For the last few months, I have been the “disabled” person in my family, the person needing help. John has taken me to appointment after appointment and supported me and helped me. I have heard people praise him for his patience with my “condition” and tell him how wonderful he is. While it is true that he has been wonderful, hearing other people tell him things like this has left me feeling very bad about myself. It made me see myself as someone to be pitied, somehow less than human.
Today, I got to be the helper. John needed a medical procedure (since he just turned fifty) and he needed me. I listened to him as he went through the prep, drove him to the surgery center, waited in the waiting room, listened to the doctor’s instructions, and drove him home. I was the strong, supportive one. It felt really great. It restored me to feeling human.
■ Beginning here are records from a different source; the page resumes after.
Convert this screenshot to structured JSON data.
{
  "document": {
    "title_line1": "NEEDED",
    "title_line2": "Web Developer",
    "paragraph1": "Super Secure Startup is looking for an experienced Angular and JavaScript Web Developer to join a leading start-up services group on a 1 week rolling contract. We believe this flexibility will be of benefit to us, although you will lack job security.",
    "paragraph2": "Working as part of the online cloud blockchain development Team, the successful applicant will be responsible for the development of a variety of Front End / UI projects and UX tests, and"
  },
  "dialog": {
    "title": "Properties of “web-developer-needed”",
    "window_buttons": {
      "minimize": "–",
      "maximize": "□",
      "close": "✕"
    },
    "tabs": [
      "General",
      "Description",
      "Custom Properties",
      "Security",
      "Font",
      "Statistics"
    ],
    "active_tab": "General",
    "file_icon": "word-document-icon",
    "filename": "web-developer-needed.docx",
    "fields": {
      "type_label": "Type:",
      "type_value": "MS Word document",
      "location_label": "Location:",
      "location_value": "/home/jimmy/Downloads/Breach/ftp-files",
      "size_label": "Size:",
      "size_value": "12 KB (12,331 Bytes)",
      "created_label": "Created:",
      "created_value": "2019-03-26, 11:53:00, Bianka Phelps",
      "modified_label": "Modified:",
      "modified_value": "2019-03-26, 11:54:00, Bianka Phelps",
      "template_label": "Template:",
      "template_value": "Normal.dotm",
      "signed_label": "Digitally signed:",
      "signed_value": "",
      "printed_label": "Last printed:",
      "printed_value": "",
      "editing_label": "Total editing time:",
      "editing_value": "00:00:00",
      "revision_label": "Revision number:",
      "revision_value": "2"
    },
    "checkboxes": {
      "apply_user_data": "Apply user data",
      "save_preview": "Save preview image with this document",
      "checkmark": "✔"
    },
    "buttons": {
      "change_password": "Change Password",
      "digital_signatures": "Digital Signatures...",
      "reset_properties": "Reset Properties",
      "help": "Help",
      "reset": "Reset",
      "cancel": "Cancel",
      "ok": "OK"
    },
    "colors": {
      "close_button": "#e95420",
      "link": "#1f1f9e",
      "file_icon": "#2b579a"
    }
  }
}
Wow! This was all a big revelation to me. Until I experienced the pleasure of being a helper, I had no idea how demoralizing it has been to constantly be the “troubled” one. Interesting. I have to think about how I am going to handle my feelings as my vision deteriorates. It is going to be very important for me to learn to keep my self-esteem and maintain my dignity and humanity no matter what happens with my vision. If other people pity me or think I am a burden to John, that is their problem. It does not affect the way John feels about me. I can not allow that to touch me. With low vision, with legal blindness, with a disability, I will always be a whole person who deserves to be treated (and to treat myself) with dignity and respect. I will always be a beloved child of God.